Entry through an established entity reduces execution risk compared to organic expansion, and it would accelerate Nedbank’s ability to extend its corporate and investment banking activities in the region.
— Moody’s
NCBA also operates in other East African economies — Tanzania, Uganda and Rwanda — and has a “digital offering in Ghana and Ivory Coast” in West Africa.
Media reports from Kenya suggest that the Standard Bank-NCBA deal collapsed over branding disagreements.
Nedbank’s South Africa franchise accounted for 90% of the group’s R1.4-trillion in assets and contributed 79% of the group’s R16.9bn headline earnings in the 2024 financial year.
Standard Bank derives more than 40% of its earnings from its African portfolio, which comprises 20 countries (excluding South Africa) with the recent addition of Egypt.

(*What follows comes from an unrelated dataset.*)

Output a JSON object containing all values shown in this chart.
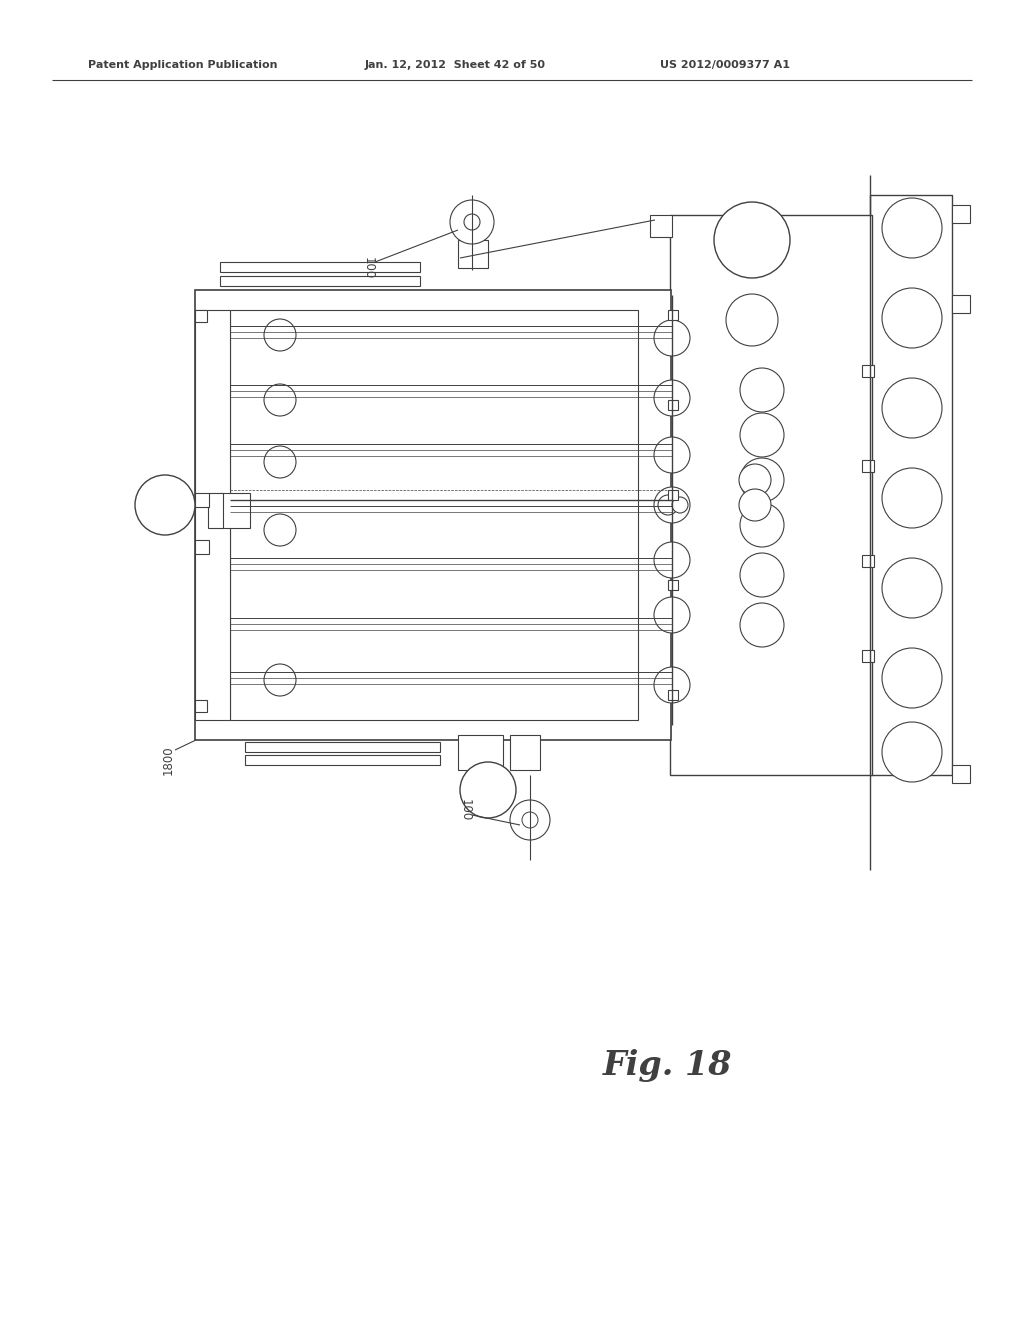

Nedbank, which holds 16% of South Africa’s banking assets, last week said Standard Bank now owns 5.57% of the group’s shares, making it one of the lender’s largest shareholders.
Local risk capabilities
Moody’s said that even though the NCBA deal increases Nedbank’s exposure to jurisdictions with higher intrinsic credit risk than in South Africa and foreign exchange movements, it expects Nedbank to manage those risks.
“NCBA’s established local risk capabilities, alongside Nedbank Group’s oversight and conservative underwriting standards, would mitigate these risks. The acquisition does not reflect a material change in the group’s overall risk appetite, and it modestly reduces geographic concentration,” the ratings agency said.
“We expect the effect on Nedbank Group’s capital position to be manageable. While consolidation will increase risk-weighted assets, the limited cash component of the consideration reduces balance sheet strain, and the equity-settled portion supports capital preservation.
“Strong internal capital generation provides an additional buffer to absorb the transaction without pressuring regulatory capital ratios.”